His seizure seemed to last so long, at least five minutes (though it felt like time had stopped and we were moving through cold Jell-o). The woman who had called the ambulance held his top arm out and kept repeating, “Tranquilo” (calm down) to him. Finally, when his tremors had mostly subsided, they started asking him questions, like “What’s your name?” (He looked at them but didn’t respond.) They asked him if he knew where he was — he didn’t answer. However, when they called out his name, he would look at that person. He tried to get up, but was making jerky, uncontrolled movements of his leg. His efforts to get up looked violent and wrong, so we told him to lay back down and relax. (“Tranquilo! Tranquilo!”)

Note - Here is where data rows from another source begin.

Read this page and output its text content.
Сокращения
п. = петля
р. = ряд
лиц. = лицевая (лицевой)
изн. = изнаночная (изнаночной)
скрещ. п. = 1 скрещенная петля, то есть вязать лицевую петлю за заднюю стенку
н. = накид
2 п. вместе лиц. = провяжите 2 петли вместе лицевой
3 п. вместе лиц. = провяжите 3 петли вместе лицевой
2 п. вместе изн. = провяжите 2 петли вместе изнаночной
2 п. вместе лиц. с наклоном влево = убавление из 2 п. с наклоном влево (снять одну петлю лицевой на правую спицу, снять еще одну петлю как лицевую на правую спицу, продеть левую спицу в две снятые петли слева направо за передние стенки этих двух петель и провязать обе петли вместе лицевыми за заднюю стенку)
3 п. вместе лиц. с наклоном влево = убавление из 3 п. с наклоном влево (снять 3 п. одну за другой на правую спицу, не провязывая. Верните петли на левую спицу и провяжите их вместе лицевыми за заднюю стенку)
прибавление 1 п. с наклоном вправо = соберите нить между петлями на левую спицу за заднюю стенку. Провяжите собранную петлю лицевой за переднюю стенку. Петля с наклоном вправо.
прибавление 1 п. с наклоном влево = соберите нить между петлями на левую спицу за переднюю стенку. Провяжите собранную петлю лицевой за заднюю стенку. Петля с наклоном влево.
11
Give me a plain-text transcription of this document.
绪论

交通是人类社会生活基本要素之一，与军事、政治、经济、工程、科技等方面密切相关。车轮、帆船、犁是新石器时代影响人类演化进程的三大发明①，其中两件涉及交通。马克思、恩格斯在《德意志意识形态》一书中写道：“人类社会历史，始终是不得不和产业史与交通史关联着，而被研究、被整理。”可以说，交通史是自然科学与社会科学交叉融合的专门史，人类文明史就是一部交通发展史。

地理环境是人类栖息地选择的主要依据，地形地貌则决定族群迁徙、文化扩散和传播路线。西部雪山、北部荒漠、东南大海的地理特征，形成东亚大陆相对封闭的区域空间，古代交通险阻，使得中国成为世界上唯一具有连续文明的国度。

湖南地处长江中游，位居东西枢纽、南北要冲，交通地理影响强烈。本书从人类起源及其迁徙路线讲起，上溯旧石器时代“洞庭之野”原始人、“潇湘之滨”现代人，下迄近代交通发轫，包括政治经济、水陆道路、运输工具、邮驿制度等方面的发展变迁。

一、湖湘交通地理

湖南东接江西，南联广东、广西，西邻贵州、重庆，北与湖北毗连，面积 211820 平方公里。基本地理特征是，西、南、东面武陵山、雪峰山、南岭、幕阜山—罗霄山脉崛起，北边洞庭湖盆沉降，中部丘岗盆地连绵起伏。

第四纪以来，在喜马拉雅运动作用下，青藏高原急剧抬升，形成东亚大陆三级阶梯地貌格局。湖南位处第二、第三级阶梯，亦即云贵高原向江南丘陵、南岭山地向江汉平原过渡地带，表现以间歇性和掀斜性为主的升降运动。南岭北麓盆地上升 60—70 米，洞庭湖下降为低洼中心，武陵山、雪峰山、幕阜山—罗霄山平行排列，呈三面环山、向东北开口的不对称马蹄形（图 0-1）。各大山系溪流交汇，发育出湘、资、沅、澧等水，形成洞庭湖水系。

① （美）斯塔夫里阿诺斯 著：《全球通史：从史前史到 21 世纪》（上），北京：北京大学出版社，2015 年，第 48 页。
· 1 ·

And still the ambulance had not come.

 

After 10 minutes, the ambulance had not come. Fifteen — it had not come. Finally, 25 minutes later, the ambulance arrived. The EMTs sauntered in, in no apparent hurry. They helped him up and he was able to walk to the ambulance.

 

I later learned that Bjorn had run out and up the block to help find the ambulance, as there seemed to be confusion about to how to get there (although how this is possible, I don’t know. It’s the Basilica — Flores is built around it. ) He found some medical personnel and begged them to come help this man. However, they said they didn’t respond to emergencies and disappeared into another building.

 

What I learned that day: NEVER have a medical emergency in Buenos Aires. Not only are the ambulances abominably (and probably fatally) slow, but the concern of the medical personnel here is negligible and the care lackadaisical. I could not believe how long it took the ambulance to get to the most famous building in Flores and it infuriated me how the EMTs actually looked bored.

 

But I realized later that I also witnessed some of best acts of service I have ever seen: the team member who stayed down on the floor and kept the seizing man’s head in his lap the entire time; the woman on the phone who knew what to do; the other team member who hovered above, hands outstretched over his body while praying. Those three stayed by his side throughout the entire ordeal. It was heroic. And beautiful.

 

I wish I had told them this before they left, but I didn’t know how to say it in Spanish. And to be honest, it took me a while to figure out my emotions and what I wanted to say. I’m still not sure these are the right words to say, but they are the closest I’ve got so far:

 

Good job. Thank you for saving his life. God bless you.